De plus quand dans le Faucon, Han parle des Jedis, c'était le moment pour qu'elle en parle (un moindre mal). Elle n'en fait rien.
sev a écrit :
Compte tenu de tes derniers arguments, cités juste ici, je te le dis = tu es de MAUVAISE FOI.
Donc aucune démonstration mais l'expression de ton ressenti et des jugements sur la personne où tu plaques tes propres perceptions. Et en plus tu continues à montrer les mêmes erreurs sur le fond du propos sur la cohérence.
Cela n'amène rien à la discussion.
Tout le monde comprendra que tu n'apportes rien par tes interventions et que à l'avenir, soit tu arrives à te décentrer, te calmer et à venir discuter, soit tu restes dans ce niveau zéro et personne de sensé voulant discuter des choses qui les ont gênée sur cette scène ne te répondra. Le tout dit calmement.

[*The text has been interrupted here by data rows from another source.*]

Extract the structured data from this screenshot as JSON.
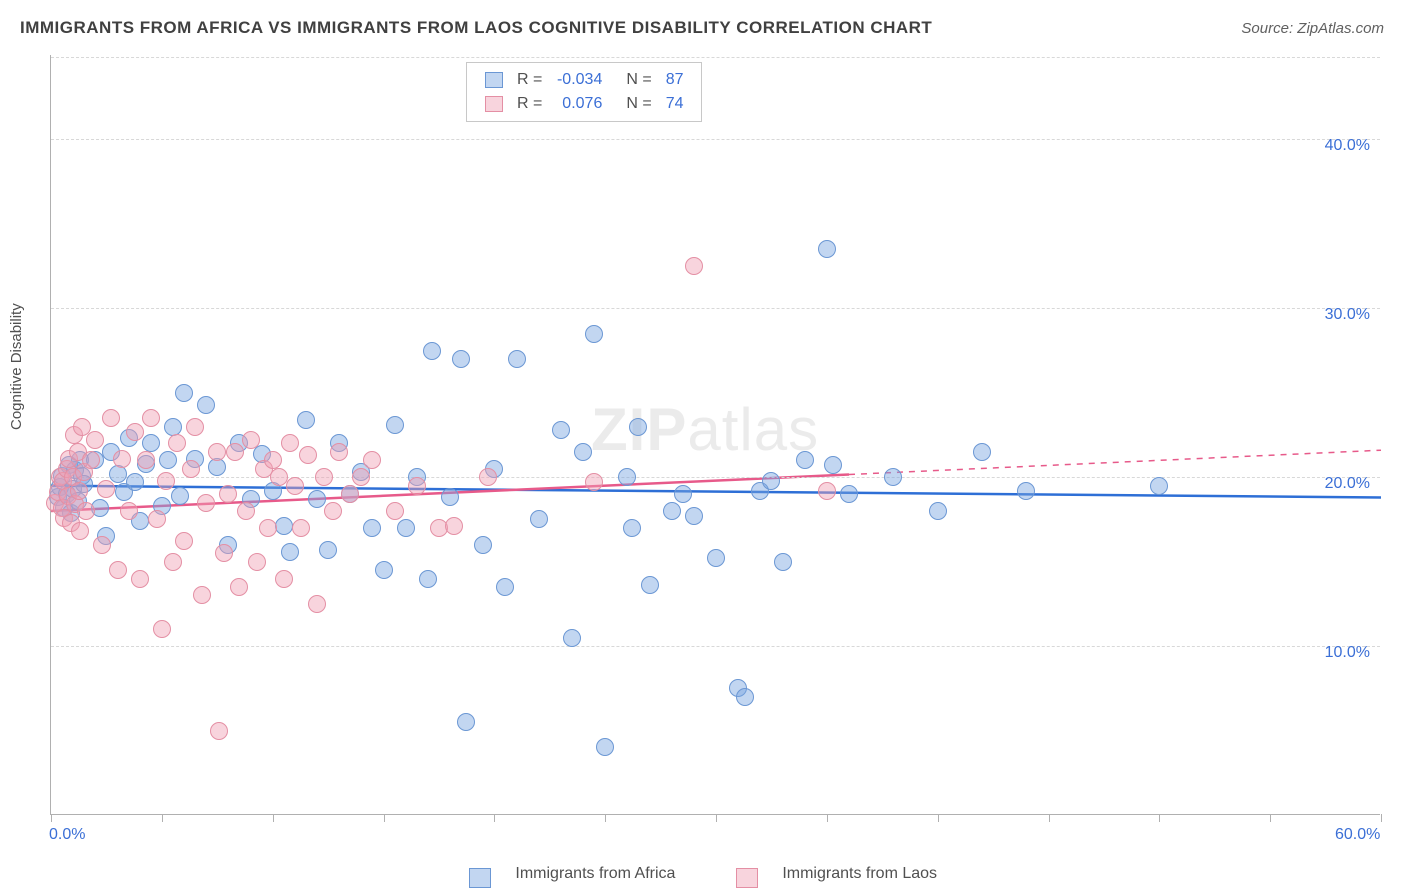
{
  "title": "IMMIGRANTS FROM AFRICA VS IMMIGRANTS FROM LAOS COGNITIVE DISABILITY CORRELATION CHART",
  "source_label": "Source: ",
  "source_name": "ZipAtlas.com",
  "y_axis_label": "Cognitive Disability",
  "watermark": "ZIPatlas",
  "chart": {
    "type": "scatter",
    "xlim": [
      0,
      60
    ],
    "ylim": [
      0,
      45
    ],
    "x_ticks": [
      0,
      5,
      10,
      15,
      20,
      25,
      30,
      35,
      40,
      45,
      50,
      55,
      60
    ],
    "x_tick_labels": {
      "0": "0.0%",
      "60": "60.0%"
    },
    "y_gridlines": [
      10,
      20,
      30,
      40
    ],
    "y_grid_labels": {
      "10": "10.0%",
      "20": "20.0%",
      "30": "30.0%",
      "40": "40.0%"
    },
    "background_color": "#ffffff",
    "grid_color": "#d8d8d8",
    "axis_color": "#b0b0b0",
    "label_color": "#3b6fd6",
    "marker_radius": 9,
    "marker_stroke_width": 1.5,
    "line_width": 2.5
  },
  "series": [
    {
      "name": "Immigrants from Africa",
      "fill_color": "rgba(120,165,225,0.45)",
      "stroke_color": "#6b97d4",
      "line_color": "#2e6fd6",
      "R": "-0.034",
      "N": "87",
      "trend_y_at_x0": 19.5,
      "trend_y_at_x60": 18.8,
      "trend_solid_until_x": 60,
      "points": [
        [
          0.3,
          18.8
        ],
        [
          0.4,
          19.4
        ],
        [
          0.5,
          20.1
        ],
        [
          0.6,
          18.2
        ],
        [
          0.7,
          19.0
        ],
        [
          0.8,
          20.7
        ],
        [
          0.9,
          17.9
        ],
        [
          1.0,
          19.3
        ],
        [
          1.1,
          20.4
        ],
        [
          1.2,
          18.6
        ],
        [
          1.3,
          21.0
        ],
        [
          1.4,
          20.1
        ],
        [
          1.5,
          19.6
        ],
        [
          2.0,
          21.0
        ],
        [
          2.2,
          18.2
        ],
        [
          2.5,
          16.5
        ],
        [
          2.7,
          21.5
        ],
        [
          3.0,
          20.2
        ],
        [
          3.3,
          19.1
        ],
        [
          3.5,
          22.3
        ],
        [
          3.8,
          19.7
        ],
        [
          4.0,
          17.4
        ],
        [
          4.3,
          20.8
        ],
        [
          4.5,
          22.0
        ],
        [
          5.0,
          18.3
        ],
        [
          5.3,
          21.0
        ],
        [
          5.5,
          23.0
        ],
        [
          5.8,
          18.9
        ],
        [
          6.0,
          25.0
        ],
        [
          6.5,
          21.1
        ],
        [
          7.0,
          24.3
        ],
        [
          7.5,
          20.6
        ],
        [
          8.0,
          16.0
        ],
        [
          8.5,
          22.0
        ],
        [
          9.0,
          18.7
        ],
        [
          9.5,
          21.4
        ],
        [
          10.0,
          19.2
        ],
        [
          10.5,
          17.1
        ],
        [
          10.8,
          15.6
        ],
        [
          11.5,
          23.4
        ],
        [
          12.0,
          18.7
        ],
        [
          12.5,
          15.7
        ],
        [
          13.0,
          22.0
        ],
        [
          13.5,
          19.0
        ],
        [
          14.0,
          20.3
        ],
        [
          14.5,
          17.0
        ],
        [
          15.0,
          14.5
        ],
        [
          15.5,
          23.1
        ],
        [
          16.0,
          17.0
        ],
        [
          16.5,
          20.0
        ],
        [
          17.0,
          14.0
        ],
        [
          17.2,
          27.5
        ],
        [
          18.0,
          18.8
        ],
        [
          18.5,
          27.0
        ],
        [
          18.7,
          5.5
        ],
        [
          19.5,
          16.0
        ],
        [
          20.0,
          20.5
        ],
        [
          20.5,
          13.5
        ],
        [
          21.0,
          27.0
        ],
        [
          22.0,
          17.5
        ],
        [
          23.0,
          22.8
        ],
        [
          23.5,
          10.5
        ],
        [
          24.0,
          21.5
        ],
        [
          24.5,
          28.5
        ],
        [
          25.0,
          4.0
        ],
        [
          26.0,
          20.0
        ],
        [
          26.2,
          17.0
        ],
        [
          26.5,
          23.0
        ],
        [
          27.0,
          13.6
        ],
        [
          28.0,
          18.0
        ],
        [
          28.5,
          19.0
        ],
        [
          29.0,
          17.7
        ],
        [
          30.0,
          15.2
        ],
        [
          31.0,
          7.5
        ],
        [
          31.3,
          7.0
        ],
        [
          32.0,
          19.2
        ],
        [
          32.5,
          19.8
        ],
        [
          33.0,
          15.0
        ],
        [
          34.0,
          21.0
        ],
        [
          35.0,
          33.5
        ],
        [
          35.3,
          20.7
        ],
        [
          36.0,
          19.0
        ],
        [
          38.0,
          20.0
        ],
        [
          40.0,
          18.0
        ],
        [
          42.0,
          21.5
        ],
        [
          44.0,
          19.2
        ],
        [
          50.0,
          19.5
        ]
      ]
    },
    {
      "name": "Immigrants from Laos",
      "fill_color": "rgba(240,160,180,0.45)",
      "stroke_color": "#e48fa4",
      "line_color": "#e75a8a",
      "R": "0.076",
      "N": "74",
      "trend_y_at_x0": 18.0,
      "trend_y_at_x60": 21.6,
      "trend_solid_until_x": 36,
      "points": [
        [
          0.2,
          18.5
        ],
        [
          0.3,
          19.1
        ],
        [
          0.4,
          20.0
        ],
        [
          0.5,
          18.2
        ],
        [
          0.55,
          19.8
        ],
        [
          0.6,
          17.6
        ],
        [
          0.7,
          20.5
        ],
        [
          0.75,
          18.9
        ],
        [
          0.8,
          21.1
        ],
        [
          0.9,
          17.3
        ],
        [
          1.0,
          20.0
        ],
        [
          1.05,
          22.5
        ],
        [
          1.1,
          18.4
        ],
        [
          1.2,
          21.5
        ],
        [
          1.25,
          19.2
        ],
        [
          1.3,
          16.8
        ],
        [
          1.4,
          23.0
        ],
        [
          1.5,
          20.3
        ],
        [
          1.6,
          18.0
        ],
        [
          1.8,
          21.0
        ],
        [
          2.0,
          22.2
        ],
        [
          2.3,
          16.0
        ],
        [
          2.5,
          19.3
        ],
        [
          2.7,
          23.5
        ],
        [
          3.0,
          14.5
        ],
        [
          3.2,
          21.1
        ],
        [
          3.5,
          18.0
        ],
        [
          3.8,
          22.7
        ],
        [
          4.0,
          14.0
        ],
        [
          4.3,
          21.0
        ],
        [
          4.5,
          23.5
        ],
        [
          4.8,
          17.5
        ],
        [
          5.0,
          11.0
        ],
        [
          5.2,
          19.8
        ],
        [
          5.5,
          15.0
        ],
        [
          5.7,
          22.0
        ],
        [
          6.0,
          16.2
        ],
        [
          6.3,
          20.5
        ],
        [
          6.5,
          23.0
        ],
        [
          6.8,
          13.0
        ],
        [
          7.0,
          18.5
        ],
        [
          7.5,
          21.5
        ],
        [
          7.6,
          5.0
        ],
        [
          7.8,
          15.5
        ],
        [
          8.0,
          19.0
        ],
        [
          8.3,
          21.5
        ],
        [
          8.5,
          13.5
        ],
        [
          8.8,
          18.0
        ],
        [
          9.0,
          22.2
        ],
        [
          9.3,
          15.0
        ],
        [
          9.6,
          20.5
        ],
        [
          9.8,
          17.0
        ],
        [
          10.0,
          21.0
        ],
        [
          10.3,
          20.0
        ],
        [
          10.5,
          14.0
        ],
        [
          10.8,
          22.0
        ],
        [
          11.0,
          19.5
        ],
        [
          11.3,
          17.0
        ],
        [
          11.6,
          21.3
        ],
        [
          12.0,
          12.5
        ],
        [
          12.3,
          20.0
        ],
        [
          12.7,
          18.0
        ],
        [
          13.0,
          21.5
        ],
        [
          13.5,
          19.0
        ],
        [
          14.0,
          20.0
        ],
        [
          14.5,
          21.0
        ],
        [
          15.5,
          18.0
        ],
        [
          16.5,
          19.5
        ],
        [
          17.5,
          17.0
        ],
        [
          18.2,
          17.1
        ],
        [
          19.7,
          20.0
        ],
        [
          24.5,
          19.7
        ],
        [
          29.0,
          32.5
        ],
        [
          35.0,
          19.2
        ]
      ]
    }
  ],
  "legend_top": {
    "r_label": "R =",
    "n_label": "N ="
  }
}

Les canons d'Hollywood pour la scène de Vador:
Chuck Wendig:
About Antagonistst We Won’t Buy “Under-Powered. A believable foe goes a long way, especially one that has some advantage over our main character — we want to worry that the antagonist can’t be beaten. Not because he’s a hyper-powered god-like genius, but because he’s just that much smarter, stronger, and more capable than our hero. Lack of antagonistic power means a lack of tension. So, uhh, don’t do that.
Le cinéma est un art visuel
David Mamet:
REMEMBER YOU ARE WRITING FOR A VISUAL MEDIUM. MOST TELEVISION WRITING, OURS INCLUDED, SOUNDS LIKE RADIO. THE CAMERA CAN DO THE EXPLAINING FOR YOU. LET IT.